I can’t find one heating system that is touted as best in all situations, which is logical, since your electricity comes from coal and mine from hydro, your house may have three finished floors and other people have exposed pipes in the basement — It Depends. The web is here for you, though, and I’ve picked the U.S. Department of Energy’s Energy Efficiency and Renewable Energy site and the government of Ontario for your preliminary decision-making; for lists of the best furnaces/boilers, the American Council for an Energy-Efficient Economy. The EERE and Ontario are thorough, laying out all the choices and assisting you with charts, decision-making tips, contractor assistance, thoughts on fuel costs and environmental impact, and generally overwhelming (but useful) amounts of information. Fuel costs, installation costs, the infrastructure and layout of your home, and various soon-to-be-revealed other limitations will hopefully winnow your choices down until you know which system is best for you.
The simplest thing is probably and obviously to replace the current system with an updated version. Then, if you have biofuel available in your area (which you do), you can look into using that in your boiler instead of heating oil and do a little petroleum sidestepping if it works out. That’s a great option if it’s available to you. Natural gas burns cleaner than oil (or wood, pellets, or propane), so if the costs and boiler efficiencies work out, changing your fuel source to natural gas might make sense. Other common energy sources include solar, heat pumps, wood or pellet-fueled stoves or furnaces, and electricity. Electricity in your area is probably coal-generated and not so clean.
A drawback to deciding on any system other than a steam boiler is that you’ll have to replace the infrastructure that delivers the heat to the “conditioned” spaces. If you switch to a hot-water boiler in order to have hot-water radiators (one reason to make this choice is that hot-water boilers are apparently more efficient than steam), you will have to futz with the radiators if not outright replace them, and you may have to replace the pipes. If you wanted radiant floor heating and your joists aren’t exposed underneath, forget it. If you switch to a furnace and a forced-air system, you’ll need to install ducting and grates all over the house — I’ve learned from EERE that a reason to consider doing this is to have air conditioning as part of your central heating/cooling system.
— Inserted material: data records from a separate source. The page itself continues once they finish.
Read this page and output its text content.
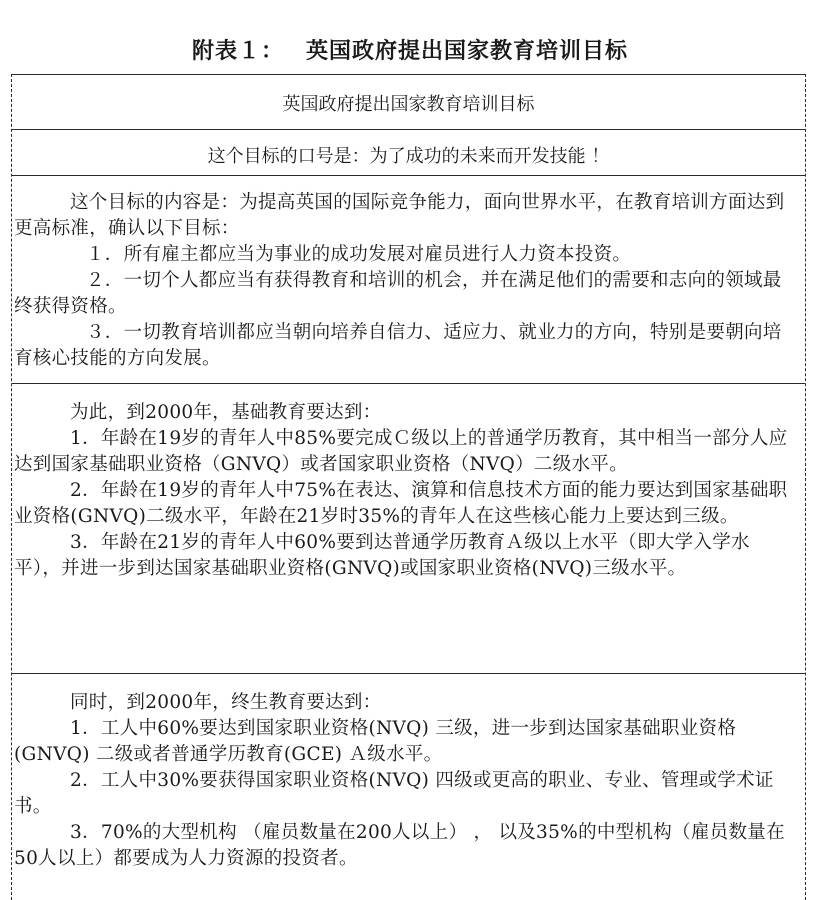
附表１： 英国政府提出国家教育培训目标
英国政府提出国家教育培训目标
这个目标的口号是：为了成功的未来而开发技能 ！

这个目标的内容是：为提高英国的国际竞争能力，面向世界水平，在教育培训方面达到更高标准，确认以下目标：

１．所有雇主都应当为事业的成功发展对雇员进行人力资本投资。

２．一切个人都应当有获得教育和培训的机会，并在满足他们的需要和志向的领域最终获得资格。

３．一切教育培训都应当朝向培养自信力、适应力、就业力的方向，特别是要朝向培育核心技能的方向发展。

为此，到2000年，基础教育要达到：

1．年龄在19岁的青年人中85%要完成Ｃ级以上的普通学历教育，其中相当一部分人应达到国家基础职业资格（GNVQ）或者国家职业资格（NVQ）二级水平。

2．年龄在19岁的青年人中75%在表达、演算和信息技术方面的能力要达到国家基础职业资格(GNVQ)二级水平，年龄在21岁时35%的青年人在这些核心能力上要达到三级。

3．年龄在21岁的青年人中60%要到达普通学历教育Ａ级以上水平（即大学入学水平），并进一步到达国家基础职业资格(GNVQ)或国家职业资格(NVQ)三级水平。

同时，到2000年，终生教育要达到：

1．工人中60%要达到国家职业资格(NVQ) 三级，进一步到达国家基础职业资格(GNVQ) 二级或者普通学历教育(GCE) Ａ级水平。

2．工人中30%要获得国家职业资格(NVQ) 四级或更高的职业、专业、管理或学术证书。

3．70%的大型机构 （雇员数量在200人以上） ， 以及35%的中型机构（雇员数量在50人以上）都要成为人力资源的投资者。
In sum, yes, there are other options you haven’t heard about, and you should look into it because I can’t even begin to do the topic justice. Set aside a good chunk of time to do so. When you do purchase a new heating system, be sure it is properly sized for your home. And before you have someone size your furnace or boiler, you want to do all the efficiency improvements, such as insulation, that reduce the BTUs required to heat your home. That’s what you want to do. Whether you will have the time and money to do it, who knows?